What happens in our brains when we look at art?

Studio 360
Mark Rothko's "Black on Maroon" at the Tate Modern

What goes through your mind when you pause at a museum to study a painting? No, really — what’s going on in your brain?

Dr. Eric Kandel is fascinated by this question. A neuroscientist at Columbia University, Kandel has spent his career studying how we form memories; he won the Nobel Prize in 2000 for his research. But his other passion is art, and in his new book, "Reductionism in Art and Brain Science: Bridging the Two Cultures,” he explores how our brains perceive and process creative works.

“Artists often use experimental approaches that are very similar to scientists,” Kandel says. “Chuck Close and Richard Serra said, ‘Creativity is for amateurs — we solve problems.’”

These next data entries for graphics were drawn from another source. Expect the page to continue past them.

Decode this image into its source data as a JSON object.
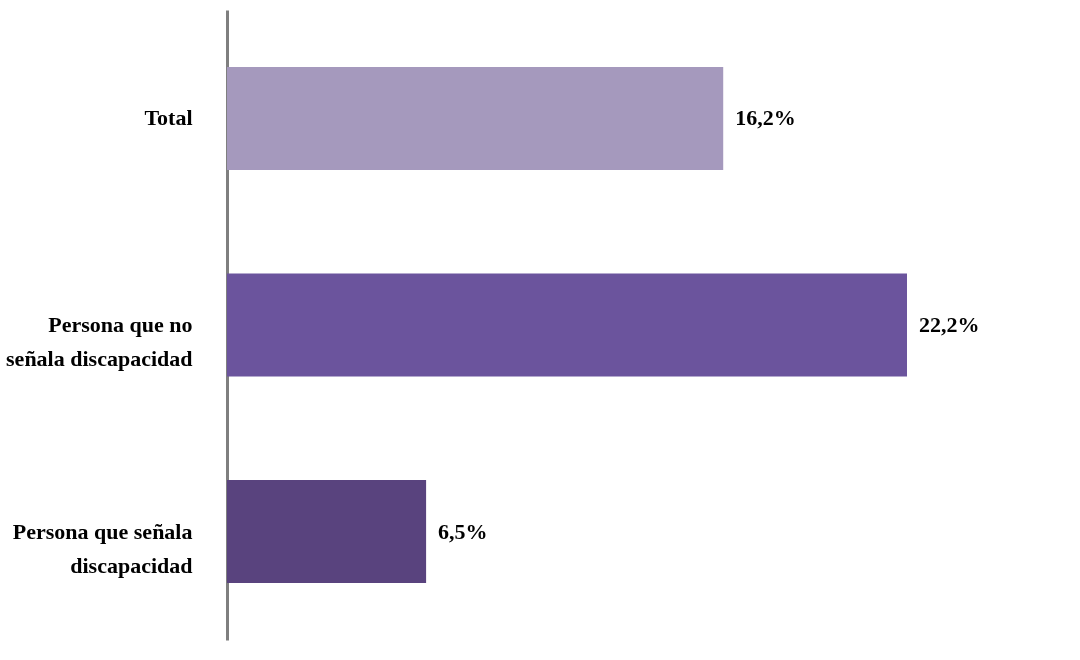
{
  "chart_data": {
    "type": "bar",
    "orientation": "horizontal",
    "categories": [
      "Total",
      "Persona que no señala discapacidad",
      "Persona que señala discapacidad"
    ],
    "values": [
      16.2,
      22.2,
      6.5
    ],
    "colors": [
      "#a599bd",
      "#6b549d",
      "#59437e"
    ],
    "value_labels": [
      "16,2%",
      "22,2%",
      "6,5%"
    ]
  }
}
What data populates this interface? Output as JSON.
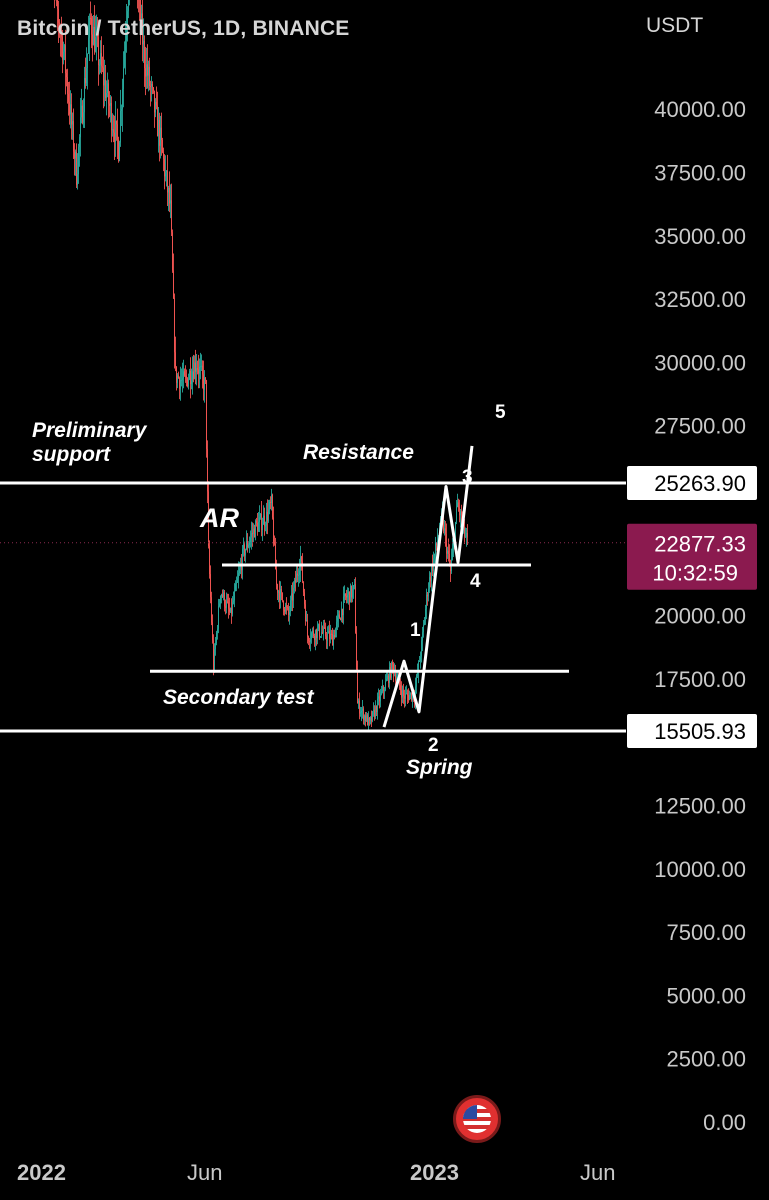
{
  "header": {
    "title": "Bitcoin / TetherUS, 1D, BINANCE",
    "unit": "USDT"
  },
  "colors": {
    "background": "#000000",
    "up": "#26a69a",
    "down": "#ef5350",
    "annotation": "#ffffff",
    "axis_text": "#c9c9c9",
    "current_price_bg": "#8b1a4f"
  },
  "chart_data": {
    "type": "candlestick",
    "symbol": "Bitcoin / TetherUS",
    "timeframe": "1D",
    "exchange": "BINANCE",
    "y_axis": {
      "unit": "USDT",
      "ticks": [
        "40000.00",
        "37500.00",
        "35000.00",
        "32500.00",
        "30000.00",
        "27500.00",
        "20000.00",
        "17500.00",
        "12500.00",
        "10000.00",
        "7500.00",
        "5000.00",
        "2500.00",
        "0.00"
      ],
      "range": [
        0,
        42500
      ]
    },
    "x_axis": {
      "ticks": [
        "2022",
        "Jun",
        "2023",
        "Jun"
      ]
    },
    "price_path": [
      [
        "2022-01-03",
        46500
      ],
      [
        "2022-01-20",
        42000
      ],
      [
        "2022-02-01",
        37500
      ],
      [
        "2022-02-15",
        43500
      ],
      [
        "2022-03-01",
        41000
      ],
      [
        "2022-03-15",
        38500
      ],
      [
        "2022-03-28",
        47000
      ],
      [
        "2022-04-10",
        42000
      ],
      [
        "2022-04-25",
        39000
      ],
      [
        "2022-05-06",
        36000
      ],
      [
        "2022-05-11",
        29500
      ],
      [
        "2022-05-20",
        29200
      ],
      [
        "2022-06-01",
        30000
      ],
      [
        "2022-06-10",
        29000
      ],
      [
        "2022-06-13",
        22500
      ],
      [
        "2022-06-18",
        18000
      ],
      [
        "2022-06-25",
        21000
      ],
      [
        "2022-07-05",
        20000
      ],
      [
        "2022-07-18",
        22500
      ],
      [
        "2022-07-30",
        23500
      ],
      [
        "2022-08-10",
        23900
      ],
      [
        "2022-08-15",
        24400
      ],
      [
        "2022-08-20",
        21200
      ],
      [
        "2022-09-01",
        20000
      ],
      [
        "2022-09-13",
        22300
      ],
      [
        "2022-09-20",
        19200
      ],
      [
        "2022-10-01",
        19400
      ],
      [
        "2022-10-15",
        19100
      ],
      [
        "2022-10-28",
        20700
      ],
      [
        "2022-11-06",
        21000
      ],
      [
        "2022-11-09",
        16500
      ],
      [
        "2022-11-21",
        15700
      ],
      [
        "2022-12-05",
        17100
      ],
      [
        "2022-12-14",
        18000
      ],
      [
        "2022-12-25",
        16800
      ],
      [
        "2023-01-05",
        16900
      ],
      [
        "2023-01-12",
        18800
      ],
      [
        "2023-01-18",
        21000
      ],
      [
        "2023-01-28",
        23000
      ],
      [
        "2023-02-02",
        23800
      ],
      [
        "2023-02-10",
        21700
      ],
      [
        "2023-02-17",
        24400
      ],
      [
        "2023-02-24",
        23200
      ],
      [
        "2023-02-27",
        22877
      ]
    ],
    "current_price": {
      "value": "22877.33",
      "countdown": "10:32:59"
    },
    "levels": [
      {
        "name": "resistance",
        "value": 25263.9,
        "label": "25263.90"
      },
      {
        "name": "low",
        "value": 15505.93,
        "label": "15505.93"
      },
      {
        "name": "mid-range",
        "value": 22000
      },
      {
        "name": "secondary-test",
        "value": 17800
      }
    ],
    "annotations": {
      "preliminary": "Preliminary",
      "support": "support",
      "resistance": "Resistance",
      "ar": "AR",
      "secondary_test": "Secondary test",
      "spring": "Spring",
      "wave_1": "1",
      "wave_2": "2",
      "wave_3": "3",
      "wave_4": "4",
      "wave_5": "5"
    },
    "projection": [
      [
        "2022-12-05",
        15600
      ],
      [
        "2022-12-25",
        18200
      ],
      [
        "2023-01-09",
        16200
      ],
      [
        "2023-02-05",
        25100
      ],
      [
        "2023-02-17",
        22100
      ],
      [
        "2023-03-03",
        26700
      ]
    ]
  }
}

Looking at the thick color swaths of a Mark Rothko painting, Kandel marvels at how the artist reduced the image to just one of its elements: no form, no figuration, just color. For Kandel, studying the flickers and variations in a Rothko painting is “almost a religious experience.”

“He's exclusively focused on color, and he puts bars of color together,” he says. “And when you stand in front of a Rothko, you see what you can’t see in a picture: that each one of these bars is layers of paint. So there's a veil on top, but underneath it, you see, glowing, that particular color [represented] in that bar.”

Our “brains on art” have a hum of their own — they’re busy handling a flood of information from a few different streams. When we look at an image (or a person), Kandel says that our retinas see the photons bouncing off it. But that’s not enough for us to perceive what we’re seeing. So our brains turn to two additional strategies for help: bottom-up and top-down processing.

Kandel says that bottom-up processing is a set of rules that our visual system has evolved over millions of years.

“So if you see a source of light, you assume it's above because the sun comes above. If you see two people, one much larger than the other, you assume the larger one is closer to you. This is built into your brain.”

And if bottom-up processing is a bit like our visual operating system, hardwired into all of us through evolution, top-down processing resembles our software. It helps us use our own experiences to add information to what we’re seeing.

“You have a personal life, you have relationships, you have experiences, you’ve looked at art, you've listened to music,” Kandel says. “Those learned experiences, your life story, bears upon your perception — all perception, but certainly your perception of art, and in particular, [your] perception of ambiguous art like abstract art.”

Monet’s famous paintings of water lilies include enough detail to steer you through the images at first glance. But upon closer inspection, they’re full of blurred places and vague little spots. Kandel says these abstractions spur us to interpret the image creatively, using top-down processing. Whoever said art isn’t participatory?

“You need imagination, interpretation in order to really make sense out of it in your own head,” he says. “So you recruit top-down processing: your own thinking, your imagination, your experiences. And I don't know whether you function like I do, but I have the lousiest little idea, and I feel good about it. One gets pleasure out of one's attempts at originality.

Of the vague spaces between Monet’s water lilies, Kandel wonders, aloud, “Is this water, is, is this just murkiness, are these lilies that I don't recognize? I mean, that keeps you going for some time, and it's really quite wonderful.”

This article is based on an interview that aired on PRI's Studio 360 with Kurt Andersen.